Ingredients
Units Scale
- 2/3 cup warm water (about 110°)
- 1 .25 ounce package active dry yeast
- 2 tablespoons PLUS 1 teaspoon white sugar (divided)
- 2-2/3 cups all-purpose flour
- 1/2 cup shredded Cheddar cheese
- 1/4 cup shredded Asiago cheese
- 1/4 cup shredded Romano cheese
- 1/2 teaspoon salt
- 1 tablespoon and 1 teaspoon vegetable oil
Instructions
- In a large bowl, combine the water, yeast and 1 teaspoon sugar. Stir and let sit about 10 minutes. Add oil. Stir to combine.
- In a medium bowl, combine flour, cheddar cheese, Asiago cheese and Romano cheese, 2 tablespoons sugar and salt. Using a flat attachment for a stand mixer stir until combined.

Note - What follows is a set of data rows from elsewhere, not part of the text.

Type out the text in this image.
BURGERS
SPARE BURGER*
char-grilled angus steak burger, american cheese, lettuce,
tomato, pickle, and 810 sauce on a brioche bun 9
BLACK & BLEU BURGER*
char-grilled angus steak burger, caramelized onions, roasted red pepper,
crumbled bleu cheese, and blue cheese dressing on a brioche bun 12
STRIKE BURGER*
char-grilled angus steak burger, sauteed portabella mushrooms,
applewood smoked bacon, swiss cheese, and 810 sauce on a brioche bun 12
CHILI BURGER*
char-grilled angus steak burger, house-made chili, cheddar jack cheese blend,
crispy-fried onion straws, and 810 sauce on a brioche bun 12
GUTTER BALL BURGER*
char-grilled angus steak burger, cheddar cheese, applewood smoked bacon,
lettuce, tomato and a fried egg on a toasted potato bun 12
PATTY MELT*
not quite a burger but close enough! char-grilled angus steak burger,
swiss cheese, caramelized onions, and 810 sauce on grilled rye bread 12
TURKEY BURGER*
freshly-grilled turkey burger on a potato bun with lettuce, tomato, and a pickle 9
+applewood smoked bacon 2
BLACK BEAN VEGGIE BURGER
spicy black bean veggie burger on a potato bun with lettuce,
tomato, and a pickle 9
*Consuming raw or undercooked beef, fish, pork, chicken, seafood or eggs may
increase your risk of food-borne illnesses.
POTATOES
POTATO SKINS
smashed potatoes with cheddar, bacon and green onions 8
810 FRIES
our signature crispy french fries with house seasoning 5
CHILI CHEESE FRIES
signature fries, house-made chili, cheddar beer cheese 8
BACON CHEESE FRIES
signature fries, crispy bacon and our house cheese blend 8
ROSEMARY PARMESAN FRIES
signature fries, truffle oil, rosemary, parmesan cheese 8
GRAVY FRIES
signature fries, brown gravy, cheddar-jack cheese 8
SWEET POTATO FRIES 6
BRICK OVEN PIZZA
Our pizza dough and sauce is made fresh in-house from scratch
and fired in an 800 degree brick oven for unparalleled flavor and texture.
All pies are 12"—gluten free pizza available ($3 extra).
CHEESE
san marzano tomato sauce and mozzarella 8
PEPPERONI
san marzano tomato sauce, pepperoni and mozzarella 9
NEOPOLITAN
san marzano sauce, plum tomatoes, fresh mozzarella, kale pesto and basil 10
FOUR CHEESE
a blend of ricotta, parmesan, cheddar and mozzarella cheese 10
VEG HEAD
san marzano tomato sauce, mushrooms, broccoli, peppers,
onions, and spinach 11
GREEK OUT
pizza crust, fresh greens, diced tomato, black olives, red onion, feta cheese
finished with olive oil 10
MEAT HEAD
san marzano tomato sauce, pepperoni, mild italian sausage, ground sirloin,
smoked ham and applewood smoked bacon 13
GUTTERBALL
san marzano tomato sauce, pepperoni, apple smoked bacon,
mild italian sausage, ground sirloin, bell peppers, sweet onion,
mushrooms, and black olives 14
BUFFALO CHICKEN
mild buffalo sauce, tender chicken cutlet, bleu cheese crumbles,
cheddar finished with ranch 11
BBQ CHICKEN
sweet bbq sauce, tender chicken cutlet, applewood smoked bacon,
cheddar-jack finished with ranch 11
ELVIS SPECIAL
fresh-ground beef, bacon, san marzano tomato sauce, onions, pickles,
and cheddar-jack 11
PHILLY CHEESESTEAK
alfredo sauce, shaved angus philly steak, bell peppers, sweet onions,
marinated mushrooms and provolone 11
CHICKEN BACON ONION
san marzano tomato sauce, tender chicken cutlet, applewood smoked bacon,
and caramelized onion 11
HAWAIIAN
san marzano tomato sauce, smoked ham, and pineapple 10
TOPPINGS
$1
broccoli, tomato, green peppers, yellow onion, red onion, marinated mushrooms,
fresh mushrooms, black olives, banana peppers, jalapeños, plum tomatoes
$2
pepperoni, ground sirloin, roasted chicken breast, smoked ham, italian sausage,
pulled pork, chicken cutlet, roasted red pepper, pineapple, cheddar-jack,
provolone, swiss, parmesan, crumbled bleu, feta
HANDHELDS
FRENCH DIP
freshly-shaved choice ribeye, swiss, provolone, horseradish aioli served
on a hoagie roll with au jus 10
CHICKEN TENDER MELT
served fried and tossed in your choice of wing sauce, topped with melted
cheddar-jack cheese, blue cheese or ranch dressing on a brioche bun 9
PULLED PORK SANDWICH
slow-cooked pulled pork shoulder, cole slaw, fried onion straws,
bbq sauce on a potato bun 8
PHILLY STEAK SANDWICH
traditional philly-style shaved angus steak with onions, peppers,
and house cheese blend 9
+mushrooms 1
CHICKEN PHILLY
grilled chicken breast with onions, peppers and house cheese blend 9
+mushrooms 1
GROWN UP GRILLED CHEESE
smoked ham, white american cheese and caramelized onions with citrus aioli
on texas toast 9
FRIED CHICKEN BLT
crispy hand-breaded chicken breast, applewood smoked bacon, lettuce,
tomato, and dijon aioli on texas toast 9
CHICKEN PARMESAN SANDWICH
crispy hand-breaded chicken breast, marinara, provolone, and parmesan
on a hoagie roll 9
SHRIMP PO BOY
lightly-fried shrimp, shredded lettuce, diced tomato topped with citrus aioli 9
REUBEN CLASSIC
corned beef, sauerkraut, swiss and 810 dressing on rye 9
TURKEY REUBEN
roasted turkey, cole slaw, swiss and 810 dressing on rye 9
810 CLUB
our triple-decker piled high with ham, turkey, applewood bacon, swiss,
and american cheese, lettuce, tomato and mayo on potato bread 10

Mixture will be crumbly. Switch to dough hook and begin kneading. If dough appears to dry. Add a tablespoon of warm water.
- Using a stand mixer. Mix dough until smooth and elastic to the touch, about 8 minutes, gradually adding only enough additional flour to keep dough from sticking. Dough should clear sides of the bowl.
- Or knead by hand, on a floured surface for approximately 12-15 minutes or until dough is smooth and elastic.
- Place in a large greased bowl and invert dough so top is greased. Cover with a greased plastic or a dry towel and let stand in a warm place until doubled in size, about 1 hour. Punch down dough.
- Form dough into a ball. Then flatten into a rectangle. Smooth out any large air bubbles. Form into loaf.
- Place in a greased 8 1/2 x 4 1/2 inch loaf pan. Cover with towel or greased plastic wrap and let to rise until almost doubled in size, about 45 minutes to 1 hour.
- Bake at 350° F until browned and baked through, about 30-35 minutes hour. Remove from pan after about 5 to 10 minutes. Let cool on a wire rack for about 1 hour before slicing.
Notes
I used sharp cheddar, Asiago, and Romano cheeses. I’m fairly certain that other similar cheeses like Parmesan or Monterey Jack could be equally substituted with good results.